Published online by Cambridge University Press: 05 June 2012
In the eyes of contemporary critics Bellini was a ‘philosophical’ composer; that is to say, a composer whose music, unlike that of his great predecessor Rossini, was intimately linked with the poetry he set. Sometimes this perception led to his being described as ‘the restorer of true Italian music’, faithful to the precepts of the classical training of the Naples conservatories – to those, for example, of one of his own teachers, Girolamo Crescentini, who declared, for all the world like some Renaissance humanist, that ‘il canto deve essere un'imitazione del discorso’ (song must be an imitation of speech) (Maguire 1989, p. 45). Bellini's relationship with his librettist Felice Romani was therefore the most critical artistic relationship of his career, more important to the unfolding and development of his genius even than his associations with Pasta or with Rubini. ‘If Romani had not been,’ remarked Francesco Regli, ‘Italy would have had no Bellini’ (quoted in Rinaldi 1965, p. 351).

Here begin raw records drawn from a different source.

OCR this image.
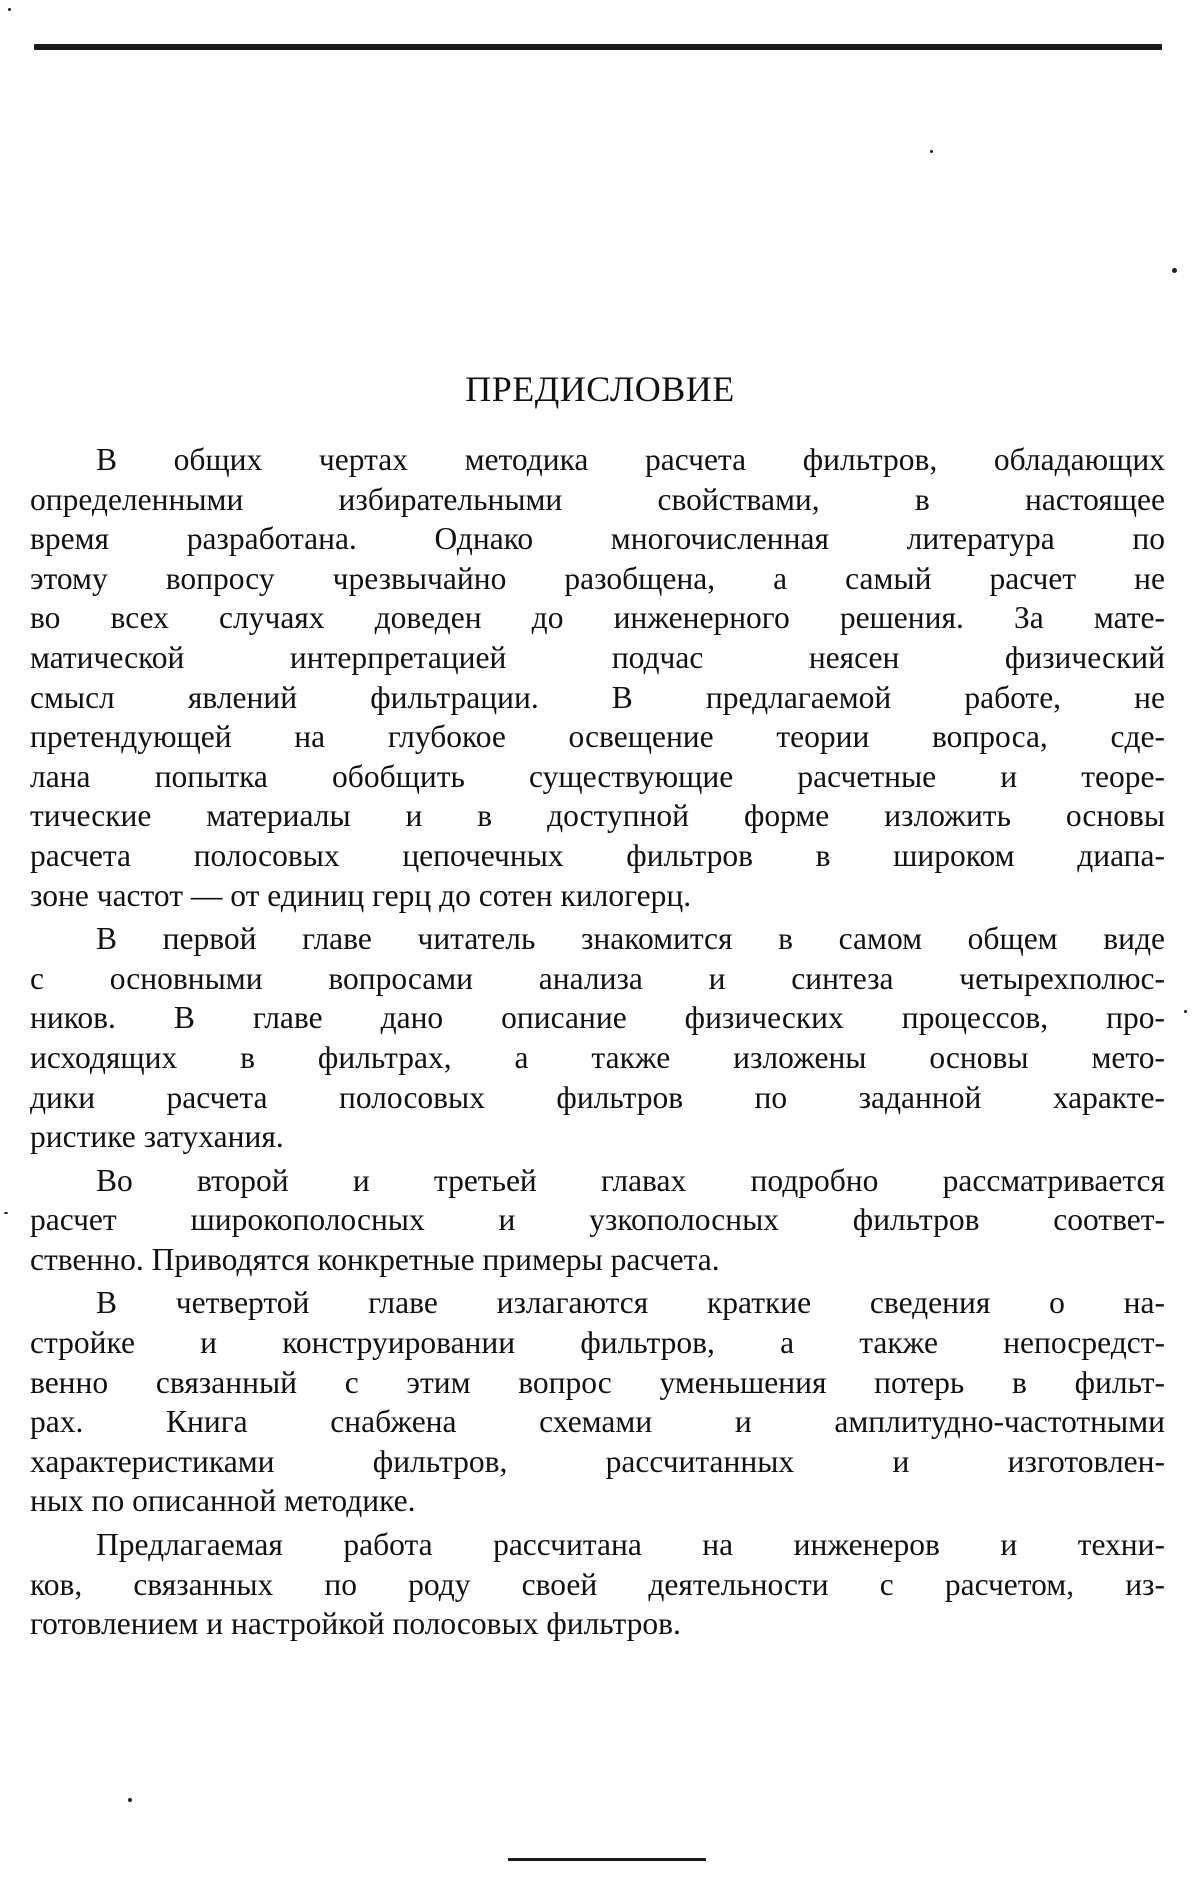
ПРЕДИСЛОВИЕ

В общих чертах методика расчета фильтров, обладающих
определенными избирательными свойствами, в настоящее
время разработана. Однако многочисленная литература по
этому вопросу чрезвычайно разобщена, а самый расчет не
во всех случаях доведен до инженерного решения. За мате-
матической интерпретацией подчас неясен физический
смысл явлений фильтрации. В предлагаемой работе, не
претендующей на глубокое освещение теории вопроса, сде-
лана попытка обобщить существующие расчетные и теоре-
тические материалы и в доступной форме изложить основы
расчета полосовых цепочечных фильтров в широком диапа-
зоне частот — от единиц герц до сотен килогерц.

В первой главе читатель знакомится в самом общем виде
с основными вопросами анализа и синтеза четырехполюс-
ников. В главе дано описание физических процессов, про-
исходящих в фильтрах, а также изложены основы мето-
дики расчета полосовых фильтров по заданной характе-
ристике затухания.

Во второй и третьей главах подробно рассматривается
расчет широкополосных и узкополосных фильтров соответ-
ственно. Приводятся конкретные примеры расчета.

В четвертой главе излагаются краткие сведения о на-
стройке и конструировании фильтров, а также непосредст-
венно связанный с этим вопрос уменьшения потерь в фильт-
рах. Книга снабжена схемами и амплитудно-частотными
характеристиками фильтров, рассчитанных и изготовлен-
ных по описанной методике.

Предлагаемая работа рассчитана на инженеров и техни-
ков, связанных по роду своей деятельности с расчетом, из-
готовлением и настройкой полосовых фильтров.
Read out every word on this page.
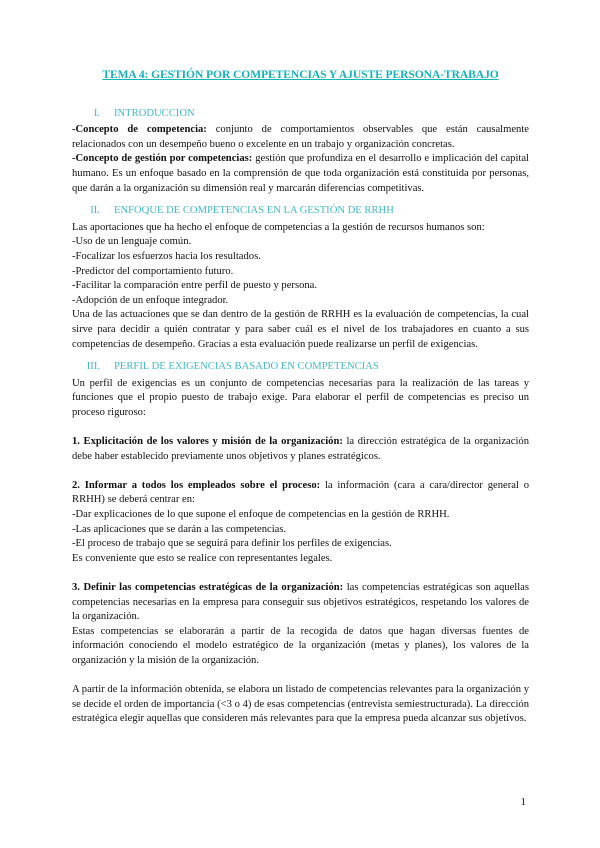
TEMA 4: GESTIÓN POR COMPETENCIAS Y AJUSTE PERSONA-TRABAJO
I. INTRODUCCION

-Concepto de competencia: conjunto de comportamientos observables que están causalmente relacionados con un desempeño bueno o excelente en un trabajo y organización concretas.

-Concepto de gestión por competencias: gestión que profundiza en el desarrollo e implicación del capital humano. Es un enfoque basado en la comprensión de que toda organización está constituida por personas, que darán a la organización su dimensión real y marcarán diferencias competitivas.

II. ENFOQUE DE COMPETENCIAS EN LA GESTIÓN DE RRHH

Las aportaciones que ha hecho el enfoque de competencias a la gestión de recursos humanos son:

-Uso de un lenguaje común.

-Focalizar los esfuerzos hacia los resultados.

-Predictor del comportamiento futuro.

-Facilitar la comparación entre perfil de puesto y persona.

-Adopción de un enfoque integrador.

Una de las actuaciones que se dan dentro de la gestión de RRHH es la evaluación de competencias, la cual sirve para decidir a quién contratar y para saber cuál es el nivel de los trabajadores en cuanto a sus competencias de desempeño. Gracias a esta evaluación puede realizarse un perfil de exigencias.

III. PERFIL DE EXIGENCIAS BASADO EN COMPETENCIAS

Un perfil de exigencias es un conjunto de competencias necesarias para la realización de las tareas y funciones que el propio puesto de trabajo exige. Para elaborar el perfil de competencias es preciso un proceso riguroso:

1. Explicitación de los valores y misión de la organización: la dirección estratégica de la organización debe haber establecido previamente unos objetivos y planes estratégicos.

2. Informar a todos los empleados sobre el proceso: la información (cara a cara/director general o RRHH) se deberá centrar en:

-Dar explicaciones de lo que supone el enfoque de competencias en la gestión de RRHH.

-Las aplicaciones que se darán a las competencias.

-El proceso de trabajo que se seguirá para definir los perfiles de exigencias.

Es conveniente que esto se realice con representantes legales.

3. Definir las competencias estratégicas de la organización: las competencias estratégicas son aquellas competencias necesarias en la empresa para conseguir sus objetivos estratégicos, respetando los valores de la organización.

Estas competencias se elaborarán a partir de la recogida de datos que hagan diversas fuentes de información conociendo el modelo estratégico de la organización (metas y planes), los valores de la organización y la misión de la organización.

A partir de la información obtenida, se elabora un listado de competencias relevantes para la organización y se decide el orden de importancia (<3 o 4) de esas competencias (entrevista semiestructurada). La dirección estratégica elegir aquellas que consideren más relevantes para que la empresa pueda alcanzar sus objetivos.

1
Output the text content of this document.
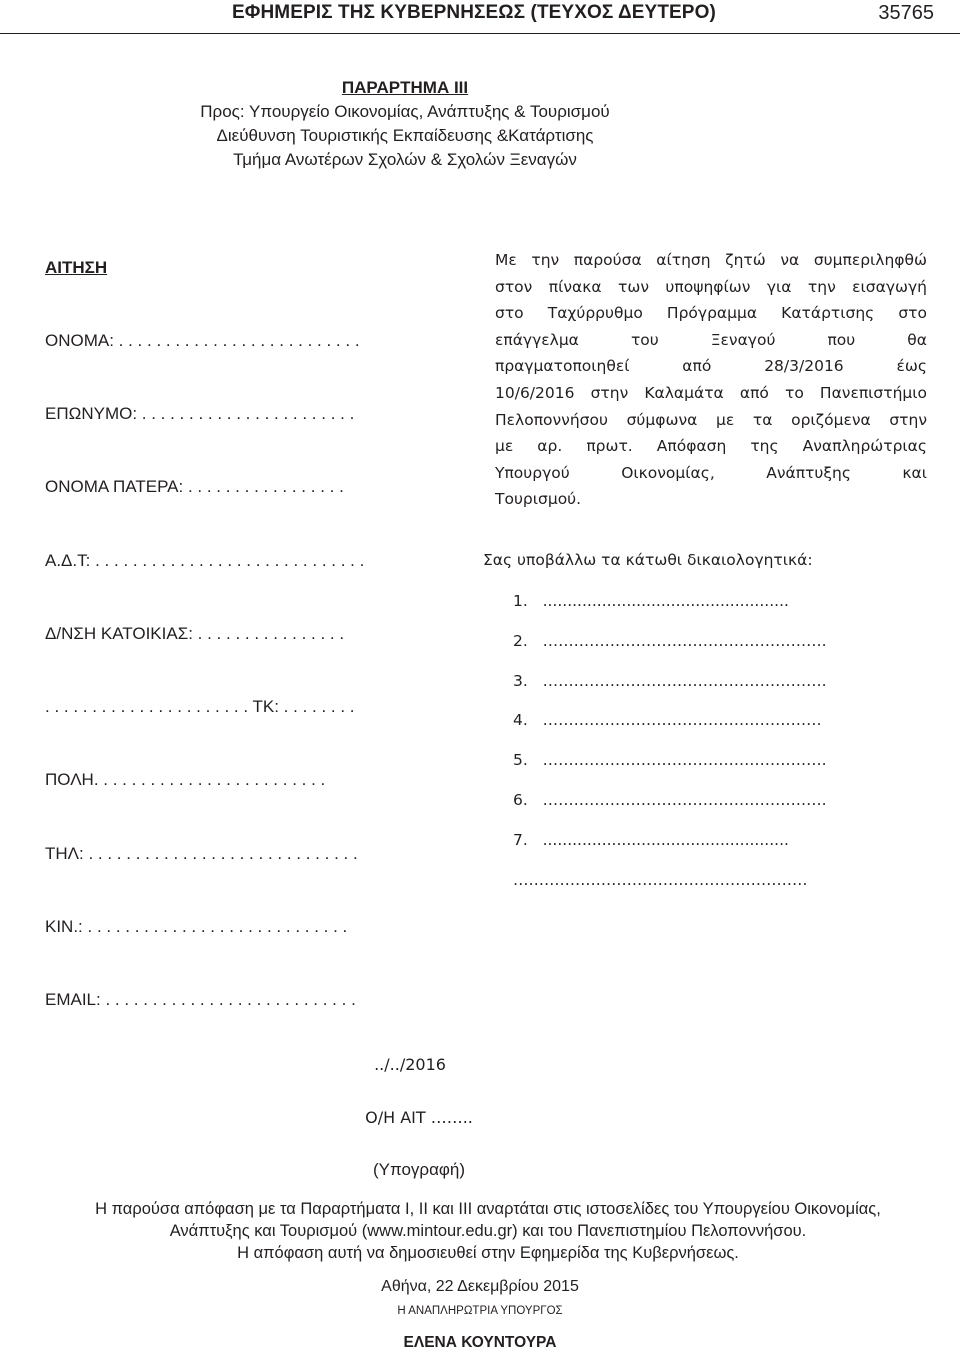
ΕΦΗΜΕΡΙΣ ΤΗΣ ΚΥΒΕΡΝΗΣΕΩΣ (ΤΕΥΧΟΣ ΔΕΥΤΕΡΟ)	35765
ΠΑΡΑΡΤΗΜΑ ΙΙΙ
Προς: Υπουργείο Οικονομίας, Ανάπτυξης & Τουρισμού
Διεύθυνση Τουριστικής Εκπαίδευσης &Κατάρτισης
Τμήμα Ανωτέρων Σχολών & Σχολών Ξεναγών

ΑΙΤΗΣΗ

ΟΝΟΜΑ: . . . . . . . . . . . . . . . . . . . . . . . . . .

ΕΠΩΝΥΜΟ: . . . . . . . . . . . . . . . . . . . . . . .

ΟΝΟΜΑ ΠΑΤΕΡΑ: . . . . . . . . . . . . . . . . .

Α.Δ.Τ: . . . . . . . . . . . . . . . . . . . . . . . . . . . . .

Δ/ΝΣΗ ΚΑΤΟΙΚΙΑΣ: . . . . . . . . . . . . . . . .

. . . . . . . . . . . . . . . . . . . . . . ΤΚ: . . . . . . . .

ΠΟΛΗ. . . . . . . . . . . . . . . . . . . . . . . . .

ΤΗΛ: . . . . . . . . . . . . . . . . . . . . . . . . . . . . .

ΚΙΝ.: . . . . . . . . . . . . . . . . . . . . . . . . . . . .

EMAIL: . . . . . . . . . . . . . . . . . . . . . . . . . . .

Με την παρούσα αίτηση ζητώ να συμπεριληφθώ
στον πίνακα των υποψηφίων για την εισαγωγή
στο Ταχύρρυθμο Πρόγραμμα Κατάρτισης στο
επάγγελμα του Ξεναγού που θα
πραγματοποιηθεί από 28/3/2016 έως
10/6/2016 στην Καλαμάτα από το Πανεπιστήμιο
Πελοποννήσου σύμφωνα με τα οριζόμενα στην
με αρ. πρωτ. Απόφαση της Αναπληρώτριας
Υπουργού Οικονομίας, Ανάπτυξης και
Τουρισμού.
Σας υποβάλλω τα κάτωθι δικαιολογητικά:
1.   ..................................................
2.   ……………………………………………….
3.   ……………………………………………….
4.   ………………………………………………
5.   ……………………………………………….
6.   ……………………………………………….
7.   ..................................................
…………………………………………………
../../2016
Ο/Η ΑΙΤ ……..
(Υπογραφή)
Η παρούσα απόφαση με τα Παραρτήματα Ι, ΙΙ και ΙΙΙ αναρτάται στις ιστοσελίδες του Υπουργείου Οικονομίας,
Ανάπτυξης και Τουρισμού (www.mintour.edu.gr) και του Πανεπιστημίου Πελοποννήσου.
Η απόφαση αυτή να δημοσιευθεί στην Εφημερίδα της Κυβερνήσεως.
Αθήνα, 22 Δεκεμβρίου 2015
Η ΑΝΑΠΛΗΡΩΤΡΙΑ ΥΠΟΥΡΓΟΣ
ΕΛΕΝΑ ΚΟΥΝΤΟΥΡΑ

When Bellini first met Romani, shortly after his arrival in Milan in the spring of 1827, he had been a practising librettist for some thirteen years, producing anything up to half a dozen librettos in a typical season, most of them for La Scala. He was a vastly more experienced man of the theatre than Bellini himself, and had worked with all the important Italian composers of the age. But from the first, Bellini exerted a special fascination over him, and prompted a greater measure of solicitude than any of the others with whom Romani had worked.